E teve asas de chumbo, como todos nós tivemos.
Mas trouxe dentro de si uma força imensa que nós somente invejamos.
Seus ombros eram frágeis. Mas carregava o fardo. O mesmo fardo que nós, de ombros fortes deixávamos à margem da estrada.
Muitas vezes nós o vimos cruzar a linha do horizonte só, sozinho…
E muitas vezes ele voltou ao nosso canto triste. Nosso triste canto sem cantigas, sem cantos e sem encantos.
A carregar o seu fardo. Sempre. Pés descalços na estrada de espinhos. Na estrada de pedras.
Encontrava ressonâncias, sim. Quantas vezes!
Muitos cantaram com ele a canção da coragem e com ele arrastaram as pesadas correntes… arrastaram as pesadas correntes até perceberem que partidos estavam seus elos…
E cada vez o seu cruzar a linha do horizonte tornava-o mais iluminado pelo sol.
No início era apenas uma negra silhueta projetada contra a luz brilhante do grande astro dourado.

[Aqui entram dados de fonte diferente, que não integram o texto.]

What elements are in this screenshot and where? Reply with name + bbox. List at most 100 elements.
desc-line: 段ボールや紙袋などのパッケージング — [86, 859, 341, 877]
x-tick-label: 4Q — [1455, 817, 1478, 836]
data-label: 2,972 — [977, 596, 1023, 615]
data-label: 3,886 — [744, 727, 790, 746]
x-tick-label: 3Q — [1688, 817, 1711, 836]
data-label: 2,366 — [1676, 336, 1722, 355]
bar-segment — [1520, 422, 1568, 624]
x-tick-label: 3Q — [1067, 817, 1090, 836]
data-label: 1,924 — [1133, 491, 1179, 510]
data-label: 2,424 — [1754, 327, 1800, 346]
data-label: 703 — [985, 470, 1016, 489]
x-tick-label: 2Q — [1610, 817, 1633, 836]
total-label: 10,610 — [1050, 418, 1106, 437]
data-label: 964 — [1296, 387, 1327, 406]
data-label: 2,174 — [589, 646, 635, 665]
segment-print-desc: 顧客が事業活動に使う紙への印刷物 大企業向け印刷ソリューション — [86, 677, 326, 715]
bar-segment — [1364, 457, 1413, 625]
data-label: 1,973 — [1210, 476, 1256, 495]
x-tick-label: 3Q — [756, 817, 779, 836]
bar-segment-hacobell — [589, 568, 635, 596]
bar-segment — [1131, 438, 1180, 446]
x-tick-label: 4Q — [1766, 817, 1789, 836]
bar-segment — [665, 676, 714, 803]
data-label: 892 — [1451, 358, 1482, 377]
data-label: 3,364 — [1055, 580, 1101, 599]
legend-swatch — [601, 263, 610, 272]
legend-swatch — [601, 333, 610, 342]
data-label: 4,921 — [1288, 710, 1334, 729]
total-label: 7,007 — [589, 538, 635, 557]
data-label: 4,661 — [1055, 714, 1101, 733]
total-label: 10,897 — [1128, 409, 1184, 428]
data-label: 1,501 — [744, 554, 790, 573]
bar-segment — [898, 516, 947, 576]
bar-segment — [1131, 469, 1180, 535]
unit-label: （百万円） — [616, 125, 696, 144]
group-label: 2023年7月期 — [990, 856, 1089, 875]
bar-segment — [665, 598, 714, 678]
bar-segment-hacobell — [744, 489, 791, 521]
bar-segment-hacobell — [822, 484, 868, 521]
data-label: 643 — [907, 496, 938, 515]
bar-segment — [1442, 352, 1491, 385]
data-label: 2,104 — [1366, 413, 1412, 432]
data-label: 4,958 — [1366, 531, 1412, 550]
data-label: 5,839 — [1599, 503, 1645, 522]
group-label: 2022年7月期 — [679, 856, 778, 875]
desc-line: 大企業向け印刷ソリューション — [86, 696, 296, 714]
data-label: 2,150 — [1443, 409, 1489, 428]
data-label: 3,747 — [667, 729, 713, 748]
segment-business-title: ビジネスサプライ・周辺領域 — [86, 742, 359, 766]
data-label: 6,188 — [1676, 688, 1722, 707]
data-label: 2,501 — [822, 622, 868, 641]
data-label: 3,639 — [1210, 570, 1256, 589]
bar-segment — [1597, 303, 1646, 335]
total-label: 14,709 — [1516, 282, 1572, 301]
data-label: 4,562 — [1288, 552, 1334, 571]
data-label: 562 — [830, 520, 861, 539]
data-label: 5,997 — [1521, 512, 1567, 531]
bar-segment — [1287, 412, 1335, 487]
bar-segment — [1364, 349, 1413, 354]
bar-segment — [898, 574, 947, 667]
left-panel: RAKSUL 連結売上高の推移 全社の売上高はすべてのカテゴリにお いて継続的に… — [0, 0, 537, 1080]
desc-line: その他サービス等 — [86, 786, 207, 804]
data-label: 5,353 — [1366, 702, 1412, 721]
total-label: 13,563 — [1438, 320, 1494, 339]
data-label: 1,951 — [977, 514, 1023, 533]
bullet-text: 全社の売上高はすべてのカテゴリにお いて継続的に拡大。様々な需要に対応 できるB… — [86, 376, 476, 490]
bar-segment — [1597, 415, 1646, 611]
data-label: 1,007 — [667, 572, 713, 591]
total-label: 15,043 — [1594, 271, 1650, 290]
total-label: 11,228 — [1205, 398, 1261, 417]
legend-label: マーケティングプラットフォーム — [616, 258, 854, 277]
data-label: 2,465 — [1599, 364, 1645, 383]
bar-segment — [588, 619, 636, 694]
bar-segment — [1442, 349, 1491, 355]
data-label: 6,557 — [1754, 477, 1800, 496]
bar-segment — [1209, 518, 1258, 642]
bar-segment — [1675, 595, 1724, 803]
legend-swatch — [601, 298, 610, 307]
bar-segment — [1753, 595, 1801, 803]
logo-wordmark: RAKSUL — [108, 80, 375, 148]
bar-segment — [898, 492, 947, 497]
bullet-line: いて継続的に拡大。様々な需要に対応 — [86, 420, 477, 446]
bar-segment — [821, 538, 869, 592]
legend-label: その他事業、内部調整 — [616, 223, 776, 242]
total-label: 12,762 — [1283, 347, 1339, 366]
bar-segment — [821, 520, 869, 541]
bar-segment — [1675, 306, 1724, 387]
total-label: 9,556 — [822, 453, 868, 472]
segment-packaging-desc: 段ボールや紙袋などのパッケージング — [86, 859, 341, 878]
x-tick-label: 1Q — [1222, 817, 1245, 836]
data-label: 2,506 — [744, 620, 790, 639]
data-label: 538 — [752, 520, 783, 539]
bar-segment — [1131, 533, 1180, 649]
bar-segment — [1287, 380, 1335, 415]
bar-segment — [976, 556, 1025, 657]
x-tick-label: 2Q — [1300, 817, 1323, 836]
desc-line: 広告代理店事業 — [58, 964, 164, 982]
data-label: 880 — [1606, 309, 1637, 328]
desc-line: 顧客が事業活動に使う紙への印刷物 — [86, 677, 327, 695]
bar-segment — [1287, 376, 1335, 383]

E sua imagem mais resplandecia a cada adeus … até o dia em que o sol se tornou uma negra silhueta quando ele sumiu no infinito azul que morava mais além.
Não compreendemos o porquê da saudade que ficou. Cegos na incoerência de vidas largadas à margem da estrada, mais cegos tornamo-nos com a luz resplandecente que fluía de seu todo.
Sentimos que o amigo não retornaria. Culpamo-nos mutuamente pelo desespero que restou. Um desespero só.
Hoje enxergamos por outro prisma. E olhamos os séculos que ficaram atrás de nós, séculos impregnados de erros. E de inutilidades carregados.
Ele foi exemplo. E foi voz amiga. Nós o desprezamos e até o odiamos por sentir o magnetismo de seus olhos meigos semeando nas escarpas.
Nós o odiamos tantas vezes ao sentirmos a repreensão em seu sorriso amigo.
Quantas vezes retornou ao nosso convívio?
Através de séculos engasgados na garganta sentimos a vergonha. Somente agora.
Você esteve junto comigo tantas vezes. Devo ter olhado você com escárnio dentro de vestes empoeiradas e rotas.
Ou devo ter olhado para você com horror ao ver a inutilidade do esforço para o teu olhar enfrentar.
Nosso pequeno mundo girou tantas voltas. Voltou tantos giros. E nós dentro dele vivendo a vida apenas. Vivendo a vida-terra sem tentar o infinito. Vivendo a pequenez frustrada a espera do ouro. Vivendo o anonimato vivido a espera de um nome, a espera de um poder.
E a ignorância total de um mundo melhor induzindo-nos abstratamente para o nada.